BorneOneTV – Komisi Pemberantasan Korupsi (KPK) memiliki alasan kuat tak menuruti permintaan Panitia Khusus (Pansus) Angket, untuk mengizinkan mantan anggota Komisi II DPR Miryam S. Haryani ikut menghadiri rapat.
Dilansir dari laman www.viva.co.id, Wakil Ketua KPK, Laode Muhammad Syarif mengatakan, permintaan Pansus hak Angket sangat berbeda dengan Mahkamah Konstitusi (MK) terkait pemeriksaan etik kepada Patrialis Akbar atau Kejaksaan Agung terhadap Jaksa Farizal.
Mereka meminta izin untuk pemeriksaan perkara dugaan pelanggaran etik si tersangka, bukan mencampuri proses hukumnya.
“MK diberikan izin untuk memeriksa pelanggaran etik dari Patrialis Akbar, jadi diberikan ruang,” kata Laode melalui pesan singkat, Selasa 20 Juni 2017.
Menurut Laode, sangat berbeda tujuan pemeriksaan Pansus Angket yang dasar dan dokumennya tidak pernah diterima oleh KPK. Terlebih, sejumlah pakar Hukum Tata Negara dan ahli Hukum Administrasi Negara telah menilai pembentukan Pansus Hak Angket cacat hukum.

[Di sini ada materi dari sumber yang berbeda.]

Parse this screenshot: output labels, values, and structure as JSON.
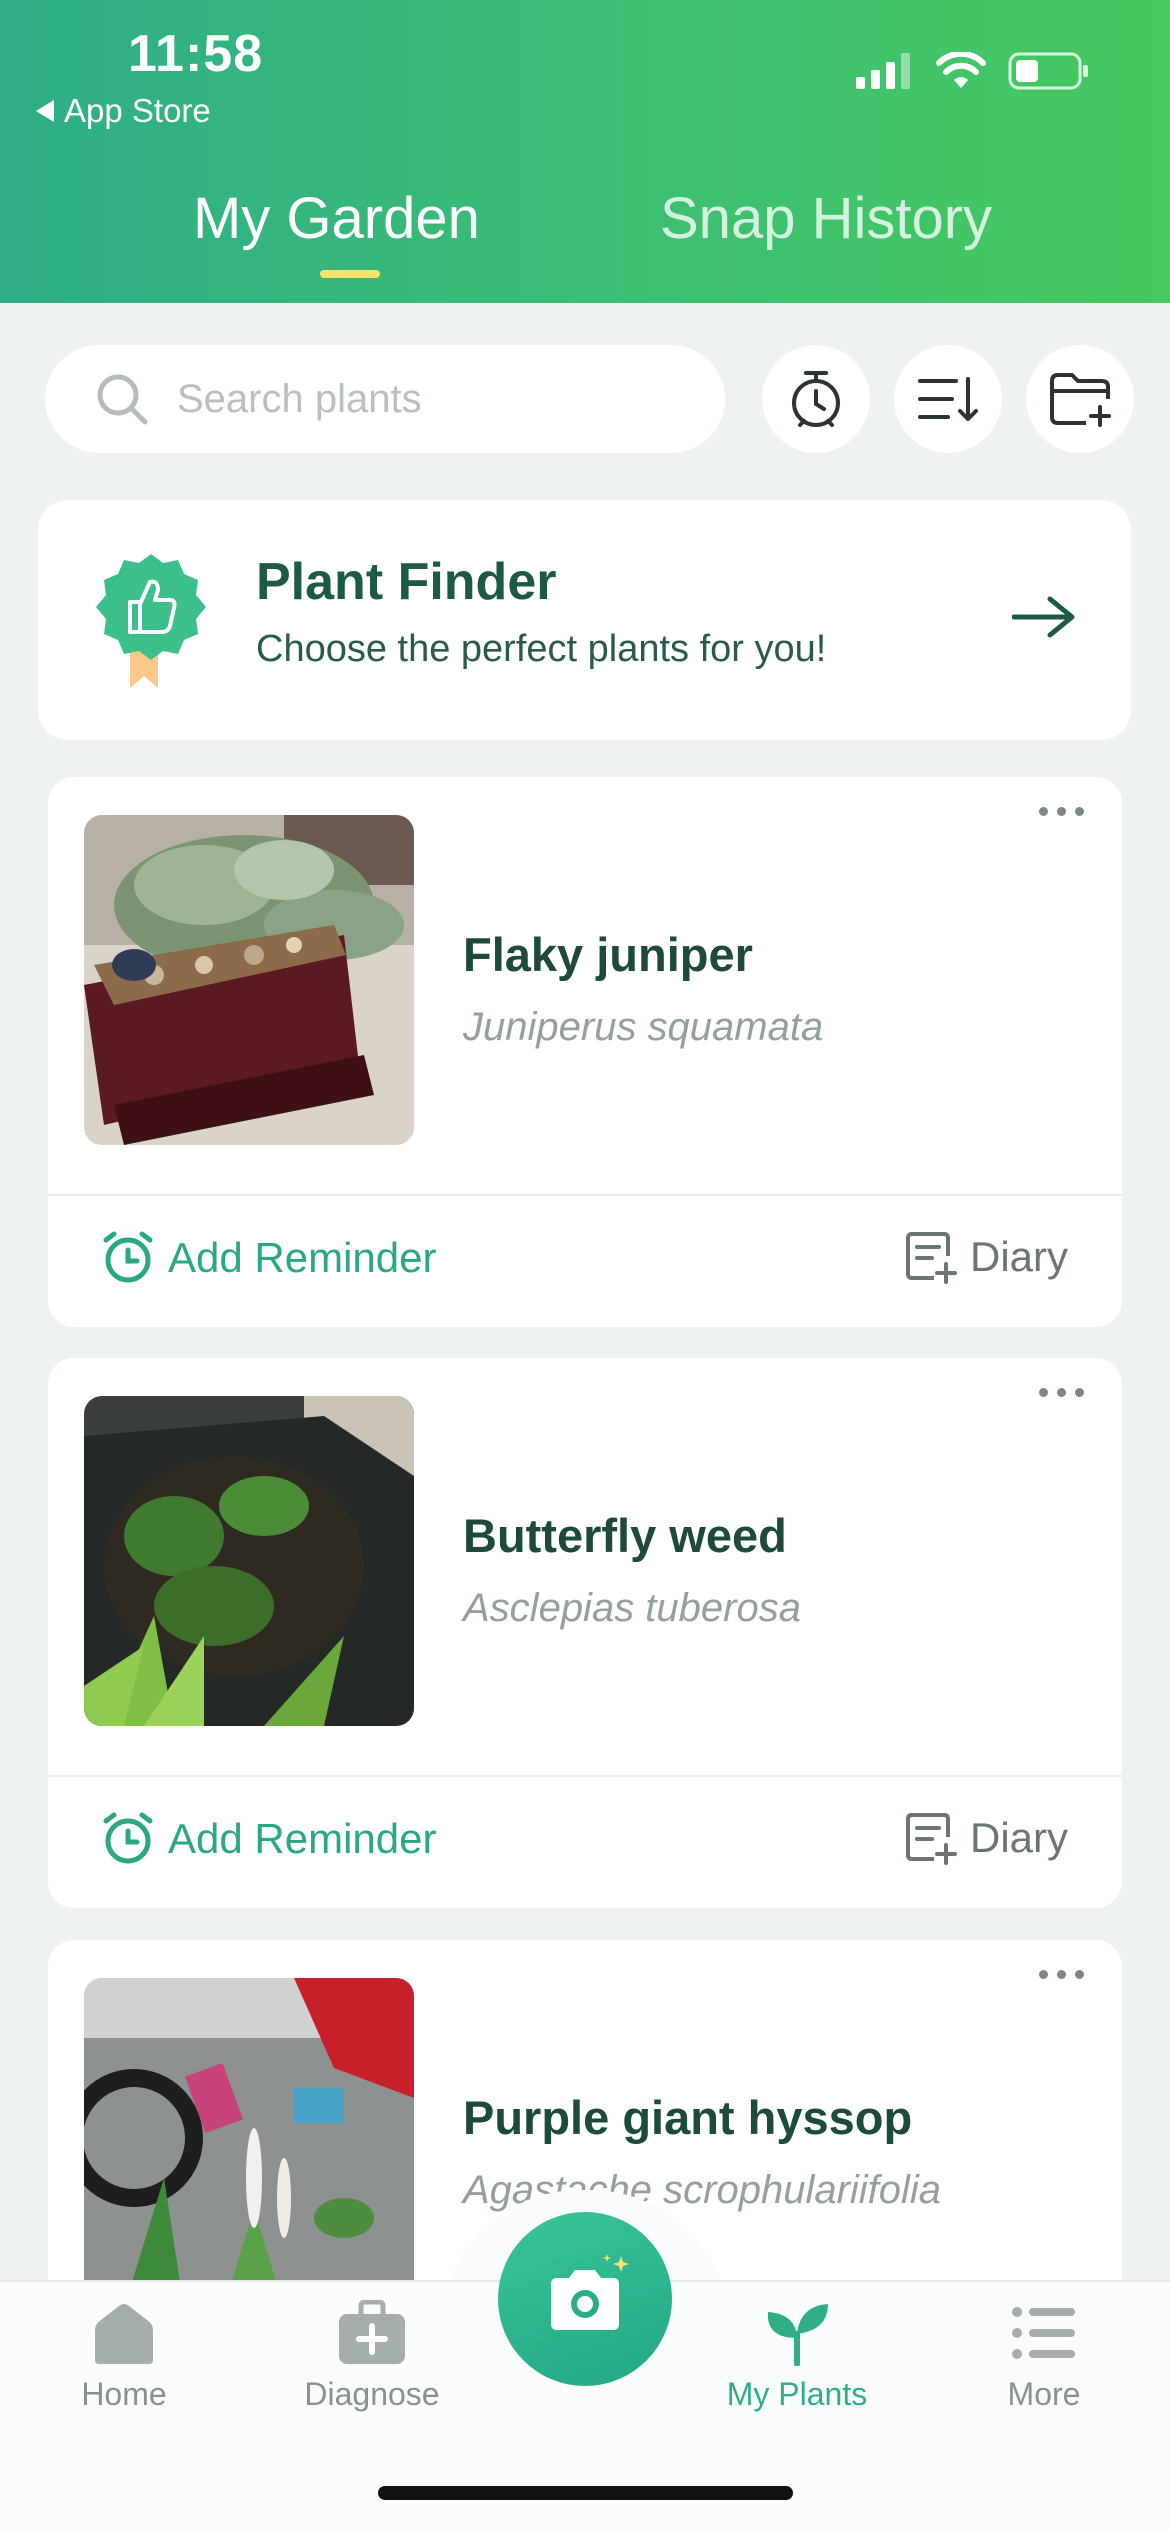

“Lebih aneh lagi disebut pemeriksaan angket, tetapi yang menandatangani surat adalah Wakil Ketua DPR,” kata Laode.
Selain soal substansi pembentukan Pansus Angket, menurut Laode, tindakan memanggil tersangka atau tahanan yang sedang diperiksa di KPK dapat diartikan sebagai obstruction of justice, atau menghalangi proses hukum.
“Proses hukum tidak boleh dicampur-adukan dengan proses politik,” ujarnya menambahkan.
Sebelumnya KPK telah mengirimkan surat jawaban ke Pansus Angket DPR terkait permintaan untuk hadirkan mantan Anggota Komisi II DPR Miryam S Haryani. Pada intinya, KPK tak mengizinkan Miryam diperiksa Pansus di DPR RI.
Anggota Pansus dari Fraksi PPP Arsul Sani berpendapat, seharusnya KPK menawarkan jalan tengah jika tidak bisa mengizinkan Miryam datang ke rapat pansus. Misalnya, dengan menawarkan akses pemeriksaan bagi anggota pansus terhadap Miryam yang kini berstatus tahanan KPK.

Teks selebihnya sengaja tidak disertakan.